If the internet loves one thing, it’s cats. Cat memes, cat rescue stories, cat vids. Cats have taken over people’s lives, real and virtual, and are quietly dominating the games space. Surely you’ve played a great cat game in recent years, like Stray, Little Kitty, Big City, or the Cat Quest trilogy. I’m not much of a cat person myself, yet even I fell in love with Stray and its orange, single-brain-celled feline. Still, I can’t help but lament the dearth of games starring cats’ mortal enemy: dogs.
Unfortunately, dogs are frequently featured in games as enemies destined to be killed by the player, whether we’re talking military dogs in first-person shooters or Bloodborne’s grotesque hounds. Let’s reverse that trend.
A dog game could be a very simple thing. Taking inspiration from Little Kitty, Big City, we could control a wayward hound searching for a way home. Naturally, hijinks would ensue — just think of all the trouble your homebound pup gets into, and imagine the damage he could do when loosed on the world. Digging random holes, rolling through mud, peeing on fire hydrants. Chaos!
What I’d really love is a dog game pulling narrative inspiration from Stray or the heartbreaking Copycat, which tackles themes like abandonment and loss. Having a dog is an emotional endeavor — they’re not called “man’s best friend” for nothin’ — and a game like Stray succeeds because of the emotion threaded through its six-hour playtime. No reason a “Stray but a dog” game couldn’t do the same.

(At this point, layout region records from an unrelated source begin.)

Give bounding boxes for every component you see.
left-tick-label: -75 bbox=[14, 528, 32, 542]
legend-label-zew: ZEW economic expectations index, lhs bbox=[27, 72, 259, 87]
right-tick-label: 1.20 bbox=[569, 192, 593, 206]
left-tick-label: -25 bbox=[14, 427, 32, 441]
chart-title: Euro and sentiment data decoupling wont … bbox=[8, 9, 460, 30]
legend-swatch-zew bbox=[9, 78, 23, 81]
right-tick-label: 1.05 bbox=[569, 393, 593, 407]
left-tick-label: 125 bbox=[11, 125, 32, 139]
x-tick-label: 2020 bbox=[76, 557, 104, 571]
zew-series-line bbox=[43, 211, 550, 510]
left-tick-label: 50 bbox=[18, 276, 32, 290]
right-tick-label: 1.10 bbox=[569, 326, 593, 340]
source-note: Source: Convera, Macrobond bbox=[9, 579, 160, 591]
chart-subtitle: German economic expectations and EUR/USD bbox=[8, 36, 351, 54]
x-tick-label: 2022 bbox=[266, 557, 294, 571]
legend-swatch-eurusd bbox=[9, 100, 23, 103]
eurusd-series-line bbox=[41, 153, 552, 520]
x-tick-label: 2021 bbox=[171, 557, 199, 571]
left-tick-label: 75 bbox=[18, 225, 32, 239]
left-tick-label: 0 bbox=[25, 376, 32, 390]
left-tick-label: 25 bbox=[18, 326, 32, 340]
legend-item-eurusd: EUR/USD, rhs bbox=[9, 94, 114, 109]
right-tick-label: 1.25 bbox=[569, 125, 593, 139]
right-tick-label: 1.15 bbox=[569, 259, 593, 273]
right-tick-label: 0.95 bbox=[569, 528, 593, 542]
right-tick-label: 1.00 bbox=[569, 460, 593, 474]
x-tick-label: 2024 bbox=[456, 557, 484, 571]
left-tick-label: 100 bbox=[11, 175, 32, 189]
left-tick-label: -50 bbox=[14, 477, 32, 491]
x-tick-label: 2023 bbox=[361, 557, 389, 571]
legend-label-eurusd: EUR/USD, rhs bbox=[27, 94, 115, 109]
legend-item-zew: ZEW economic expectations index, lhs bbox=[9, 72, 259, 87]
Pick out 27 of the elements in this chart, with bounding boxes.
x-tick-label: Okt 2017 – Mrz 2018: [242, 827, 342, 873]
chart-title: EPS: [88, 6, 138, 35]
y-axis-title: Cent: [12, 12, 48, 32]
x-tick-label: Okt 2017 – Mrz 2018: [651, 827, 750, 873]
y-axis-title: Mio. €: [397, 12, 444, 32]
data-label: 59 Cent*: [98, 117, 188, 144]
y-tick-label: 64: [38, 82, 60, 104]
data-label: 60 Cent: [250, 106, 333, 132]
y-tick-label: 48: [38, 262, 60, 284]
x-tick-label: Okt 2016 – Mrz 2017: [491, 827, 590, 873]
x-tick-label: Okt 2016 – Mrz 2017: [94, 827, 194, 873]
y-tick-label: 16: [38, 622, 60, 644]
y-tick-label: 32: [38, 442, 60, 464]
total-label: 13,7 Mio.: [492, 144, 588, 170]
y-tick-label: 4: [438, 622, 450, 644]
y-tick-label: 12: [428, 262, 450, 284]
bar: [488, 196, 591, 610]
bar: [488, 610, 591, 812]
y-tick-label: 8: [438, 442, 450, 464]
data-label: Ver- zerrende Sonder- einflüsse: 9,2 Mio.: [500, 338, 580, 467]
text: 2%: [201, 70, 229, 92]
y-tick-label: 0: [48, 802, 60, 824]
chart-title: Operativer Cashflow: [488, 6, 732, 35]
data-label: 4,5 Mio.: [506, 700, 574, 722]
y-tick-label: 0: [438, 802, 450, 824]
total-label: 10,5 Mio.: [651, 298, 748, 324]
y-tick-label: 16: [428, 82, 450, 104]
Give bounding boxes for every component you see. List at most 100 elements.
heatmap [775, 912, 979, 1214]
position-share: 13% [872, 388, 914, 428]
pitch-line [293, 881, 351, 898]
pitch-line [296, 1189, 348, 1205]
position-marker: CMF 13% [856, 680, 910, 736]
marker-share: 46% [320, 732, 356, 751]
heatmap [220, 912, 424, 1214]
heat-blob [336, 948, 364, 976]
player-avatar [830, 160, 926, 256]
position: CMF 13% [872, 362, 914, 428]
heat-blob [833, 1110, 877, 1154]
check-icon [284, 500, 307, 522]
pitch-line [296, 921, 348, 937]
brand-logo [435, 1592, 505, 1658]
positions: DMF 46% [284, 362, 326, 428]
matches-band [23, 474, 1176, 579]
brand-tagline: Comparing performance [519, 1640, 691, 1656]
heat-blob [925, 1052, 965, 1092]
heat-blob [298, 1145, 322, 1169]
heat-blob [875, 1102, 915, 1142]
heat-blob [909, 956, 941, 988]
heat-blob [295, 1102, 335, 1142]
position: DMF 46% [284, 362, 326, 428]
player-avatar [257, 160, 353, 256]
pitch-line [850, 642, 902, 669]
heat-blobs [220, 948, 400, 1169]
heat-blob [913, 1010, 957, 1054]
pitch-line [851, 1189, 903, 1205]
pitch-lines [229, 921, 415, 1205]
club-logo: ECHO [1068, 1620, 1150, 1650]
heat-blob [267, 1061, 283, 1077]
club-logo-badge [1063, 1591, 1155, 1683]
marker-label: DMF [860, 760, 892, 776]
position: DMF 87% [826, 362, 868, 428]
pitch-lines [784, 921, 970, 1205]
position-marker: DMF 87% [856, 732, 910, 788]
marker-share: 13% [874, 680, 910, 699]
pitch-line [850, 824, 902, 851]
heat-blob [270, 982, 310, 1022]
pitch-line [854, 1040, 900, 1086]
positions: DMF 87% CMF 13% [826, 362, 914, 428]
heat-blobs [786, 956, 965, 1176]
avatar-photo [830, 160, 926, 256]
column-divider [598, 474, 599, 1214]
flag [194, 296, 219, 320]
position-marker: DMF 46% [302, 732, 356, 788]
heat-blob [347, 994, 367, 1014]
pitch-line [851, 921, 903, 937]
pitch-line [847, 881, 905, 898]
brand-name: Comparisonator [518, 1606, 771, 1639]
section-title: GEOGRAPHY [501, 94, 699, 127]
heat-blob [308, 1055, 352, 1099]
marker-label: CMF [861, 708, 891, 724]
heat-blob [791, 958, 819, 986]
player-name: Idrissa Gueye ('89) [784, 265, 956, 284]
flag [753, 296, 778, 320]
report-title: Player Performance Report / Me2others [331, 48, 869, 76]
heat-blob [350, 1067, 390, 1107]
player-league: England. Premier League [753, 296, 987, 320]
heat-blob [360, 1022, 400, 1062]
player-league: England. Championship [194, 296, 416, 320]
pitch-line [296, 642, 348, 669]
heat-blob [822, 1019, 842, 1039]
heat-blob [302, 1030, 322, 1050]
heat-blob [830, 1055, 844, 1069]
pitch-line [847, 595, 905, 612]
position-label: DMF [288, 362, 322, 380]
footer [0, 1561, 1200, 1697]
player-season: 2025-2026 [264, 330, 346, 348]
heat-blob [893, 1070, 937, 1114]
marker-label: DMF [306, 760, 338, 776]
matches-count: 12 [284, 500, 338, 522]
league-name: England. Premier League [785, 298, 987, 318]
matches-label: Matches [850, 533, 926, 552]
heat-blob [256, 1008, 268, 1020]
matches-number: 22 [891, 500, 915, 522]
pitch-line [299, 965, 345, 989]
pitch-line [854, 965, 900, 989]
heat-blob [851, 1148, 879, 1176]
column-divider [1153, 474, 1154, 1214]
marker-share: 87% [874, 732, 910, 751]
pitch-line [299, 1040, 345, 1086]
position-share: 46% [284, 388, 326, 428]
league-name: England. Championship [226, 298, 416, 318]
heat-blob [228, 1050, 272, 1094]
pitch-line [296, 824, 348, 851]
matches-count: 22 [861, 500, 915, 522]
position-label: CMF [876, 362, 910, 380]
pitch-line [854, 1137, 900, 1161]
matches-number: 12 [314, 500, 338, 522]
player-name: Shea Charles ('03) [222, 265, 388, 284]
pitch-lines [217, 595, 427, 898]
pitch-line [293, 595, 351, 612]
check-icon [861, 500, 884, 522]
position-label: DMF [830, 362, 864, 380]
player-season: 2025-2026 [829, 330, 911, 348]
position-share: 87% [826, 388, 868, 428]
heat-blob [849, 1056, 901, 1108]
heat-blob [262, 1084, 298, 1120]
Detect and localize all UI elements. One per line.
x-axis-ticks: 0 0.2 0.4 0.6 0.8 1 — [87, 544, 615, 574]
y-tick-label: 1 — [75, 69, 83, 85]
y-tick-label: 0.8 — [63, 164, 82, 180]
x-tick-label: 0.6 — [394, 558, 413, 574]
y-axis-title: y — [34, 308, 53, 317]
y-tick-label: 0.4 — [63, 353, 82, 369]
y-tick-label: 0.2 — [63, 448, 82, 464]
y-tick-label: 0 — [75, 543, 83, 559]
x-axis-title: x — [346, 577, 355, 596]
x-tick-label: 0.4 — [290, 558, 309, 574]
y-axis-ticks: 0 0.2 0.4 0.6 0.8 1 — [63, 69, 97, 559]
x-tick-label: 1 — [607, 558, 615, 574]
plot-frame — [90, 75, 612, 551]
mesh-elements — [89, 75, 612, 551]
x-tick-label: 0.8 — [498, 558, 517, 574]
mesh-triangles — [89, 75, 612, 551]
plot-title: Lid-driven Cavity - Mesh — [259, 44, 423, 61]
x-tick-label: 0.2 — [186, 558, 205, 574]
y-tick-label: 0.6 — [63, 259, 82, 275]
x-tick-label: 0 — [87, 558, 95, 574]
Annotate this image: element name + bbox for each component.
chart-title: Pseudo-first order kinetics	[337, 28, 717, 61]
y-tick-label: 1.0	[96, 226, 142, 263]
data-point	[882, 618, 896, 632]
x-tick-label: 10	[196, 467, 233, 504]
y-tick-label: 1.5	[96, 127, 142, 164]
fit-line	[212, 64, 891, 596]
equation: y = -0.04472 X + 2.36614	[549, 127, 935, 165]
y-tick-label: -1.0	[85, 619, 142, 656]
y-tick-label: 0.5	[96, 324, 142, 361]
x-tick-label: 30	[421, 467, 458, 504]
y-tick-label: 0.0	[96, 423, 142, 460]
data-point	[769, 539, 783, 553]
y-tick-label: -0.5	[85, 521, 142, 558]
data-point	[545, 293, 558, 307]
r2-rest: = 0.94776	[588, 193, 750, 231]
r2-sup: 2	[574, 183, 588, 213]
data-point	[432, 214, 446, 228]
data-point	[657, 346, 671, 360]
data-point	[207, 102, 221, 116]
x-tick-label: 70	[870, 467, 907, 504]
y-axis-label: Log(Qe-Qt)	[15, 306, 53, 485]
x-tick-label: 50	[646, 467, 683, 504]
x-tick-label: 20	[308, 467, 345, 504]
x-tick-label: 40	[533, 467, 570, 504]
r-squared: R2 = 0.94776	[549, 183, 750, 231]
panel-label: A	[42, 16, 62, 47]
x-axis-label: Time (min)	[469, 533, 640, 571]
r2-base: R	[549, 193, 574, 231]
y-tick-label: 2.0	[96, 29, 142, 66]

Sure, there are games that have you play as a dog — Okami is a highlight here. And we’ve been able to pet dogs in many an open-world game, while others let you get a dog companion, like best boy Scratch in Baldur’s Gate 3. Wolves are common as well, like the titular Neva in Nomada’s emotionally devastating 2024 hit. But those aren’t strictly dog games in the way Stray or Little Kitty, Big City embody the idea of a cat game.
I need a game that lets me chase squirrels, get the zoomies after dropping a deuce, tear up a human’s socks before giving them an adorable “I’m sorry (but not really)” guilt face. I want a dedicated “snuggle” button in my dog games.
What I’m looking for is a rash of dog games, a wave of hound-starring adventures ranging from “Dog Quest The RPG” to a post-apocalyptic “Stray Pup” to a tear-jerking “From Shelter to Forever Home.” This shit writes itself!
Hopefully, that wave is on the horizon, and maybe even already begun. Farewell North launched last year and embodies the aspects of a dog game that I want out of this genre; it’s an emotional adventure where you, as a border collie, restore color to the world. Ikuma sits comfortably on my 2026 radar — blending the climbing and dog game genres, I can’t wait to check it out. And Haunted Paws is an upcoming cozy horror game where you and a friend each control a pup. Hell yeah. Give it to me now.
In the meantime, I suppose I’ll have to go back to the well and replay the excellent Stray a few more times. It’s not a dog game, but it provides a great cheat sheet for future dog games to steal from.